L'abandon du projet de bouclier antimissile américain en Europe centrale va faciliter un rapprochement des États-Unis et de leurs alliés de l'OTAN avec la Russie, au moment où les Occidentaux veulent sortir du bourbier afghan et Moscou les y aider.

Quels que soient les facteurs motivant le renoncement au projet qui irritait tant Moscou, -et gênait des pays alliés comme l'Allemagne, même s'ils ne le disaient pas ouvertement- l'annonce en intervient à la veille d'un important discours du secrétaire général de l'OTAN Anders Fogh Rasmussen sur «un nouveau départ» entre l'OTAN et la Russie. Pure coïncidence? La séquence ressemble en tous cas à une opération de charme bien minutée en direction de Moscou.

Ce n'était pas forcément l'objectif premier. «La raison principale est d'ordre technico-budgétaire et non le désir de plaire aux Russes», estime Joseph Henrotin, au Centre d'analyse et de prévision des risques internationaux (CAPRI) de Paris. «À cause des doutes récurrents de certains secteurs militaires américains sur l'efficacité réelle de ces missiles, et de leur coût en cette période de crise».

Selon le Wall Street Journal, qui a révélé l'affaire jeudi, les experts américains ont conclu que la menace stratégique de fusées iraniennes à longue portée (plus de 5000 km) capables de frapper le territoire des États-Unis n'était, tout bien pesé, pas imminente.

Du temps de George W. Bush, les Américains, pour justifier le déploiement en Europe centrale du «troisième pilier» de leur bouclier, assuraient que le temps pressait car Téhéran pourrait se doter de ce type d'engins dès 2015. Apparemment, les militaires russes qui niaient obstinément que les Iraniens soient aussi avancés avaient donc mieux évalué la situation.

Tout en reconnaissant qu'elle avait sans doute ses propres «motifs politiques, militaires, techniques et financiers», l'ambassadeur russe à l'OTAN Dmitri Rogozine n'en a pas moins exprimé à l'AFP sa satisfaction devant cette «nouvelle très positive».

Dès mercredi, sur son blog vidéo, le secrétaire général de l'OTAN Anders Fogh Rasmussen annonçait qu'il allait faire des «offres concrètes» à la Russie pour instaurer la «confiance» que le conflit russo-géorgien d'août 2008 avait dissipée.

Parmi les «défis» que l'OTAN et la Russie doivent relever de concert, il y a, notait-il la prolifération» des armes de destruction massive, ainsi que «le terrorisme et l'Afghanistan».

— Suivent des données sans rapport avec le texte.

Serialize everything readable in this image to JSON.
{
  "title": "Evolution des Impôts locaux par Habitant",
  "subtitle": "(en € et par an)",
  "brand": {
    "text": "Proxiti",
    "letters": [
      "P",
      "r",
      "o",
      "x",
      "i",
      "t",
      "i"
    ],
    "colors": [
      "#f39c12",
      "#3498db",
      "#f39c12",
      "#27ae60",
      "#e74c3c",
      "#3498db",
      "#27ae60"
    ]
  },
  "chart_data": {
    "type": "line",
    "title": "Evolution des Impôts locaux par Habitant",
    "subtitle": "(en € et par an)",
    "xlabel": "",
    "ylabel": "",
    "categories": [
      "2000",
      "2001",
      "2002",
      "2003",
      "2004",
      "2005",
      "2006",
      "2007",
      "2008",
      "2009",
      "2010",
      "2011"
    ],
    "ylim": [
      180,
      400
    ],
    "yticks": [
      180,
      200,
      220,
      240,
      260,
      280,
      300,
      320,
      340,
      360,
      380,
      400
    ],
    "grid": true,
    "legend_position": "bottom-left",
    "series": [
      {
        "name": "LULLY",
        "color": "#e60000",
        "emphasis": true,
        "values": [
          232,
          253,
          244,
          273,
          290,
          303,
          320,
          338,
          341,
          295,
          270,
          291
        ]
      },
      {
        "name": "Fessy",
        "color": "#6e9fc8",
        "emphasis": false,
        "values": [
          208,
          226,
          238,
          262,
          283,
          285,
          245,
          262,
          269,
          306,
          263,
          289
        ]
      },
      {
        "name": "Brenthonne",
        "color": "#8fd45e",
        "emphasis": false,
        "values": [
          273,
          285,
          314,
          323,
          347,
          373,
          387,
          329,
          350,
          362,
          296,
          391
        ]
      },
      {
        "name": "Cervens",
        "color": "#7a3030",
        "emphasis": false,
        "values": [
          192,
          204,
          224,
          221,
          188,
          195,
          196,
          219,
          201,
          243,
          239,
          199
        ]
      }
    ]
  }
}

«Bâtir (un Afghanistan) sûr et stable est dans l'intérêt commun de l'OTAN et de la Russie (...) Nous pouvons faire plus ensemble», a-t-il ajouté.

Pour apaiser des opinions publiques réticentes à un séjour indéfini des soldats occidentaux en Afghanistan alors que leurs pertes s'aggravent, l'OTAN table sur une «afghanisation» la plus rapide possible du conflit.

Un message que Moscou reçoit cinq sur cinq. M. Rogozine admet que la Russie perdrait à une victoire des islamistes en Afghanistan.

Dans une tribune libre parue jeudi dans l'hebdomadaire European Voice, il propose même de «construire» en Asie centrale «une zone de sécurité commune».

Cela passerait par un accord entre l'OTAN et l'Organisation du Traité de sécurité collective (OTSC) qui lie Moscou et les anciennes Républiques soviétiques de la région, voisines de l'Afghanistan.

«Les talibans ne peuvent opérer en Afghanistan qu'avec un soutien extérieur. Si l'OTAN veut le succès de sa nouvelle stratégie américaine dans ce pays, il lui faut le soutien russe», assure M. Rogozine.

De leur côté, note M. Henrotin, «de ce geste à l'égard de la Russie, il est clair que les États-Unis attendent aussi des retombées positives sur le dossier nucléaire et balistique iranien».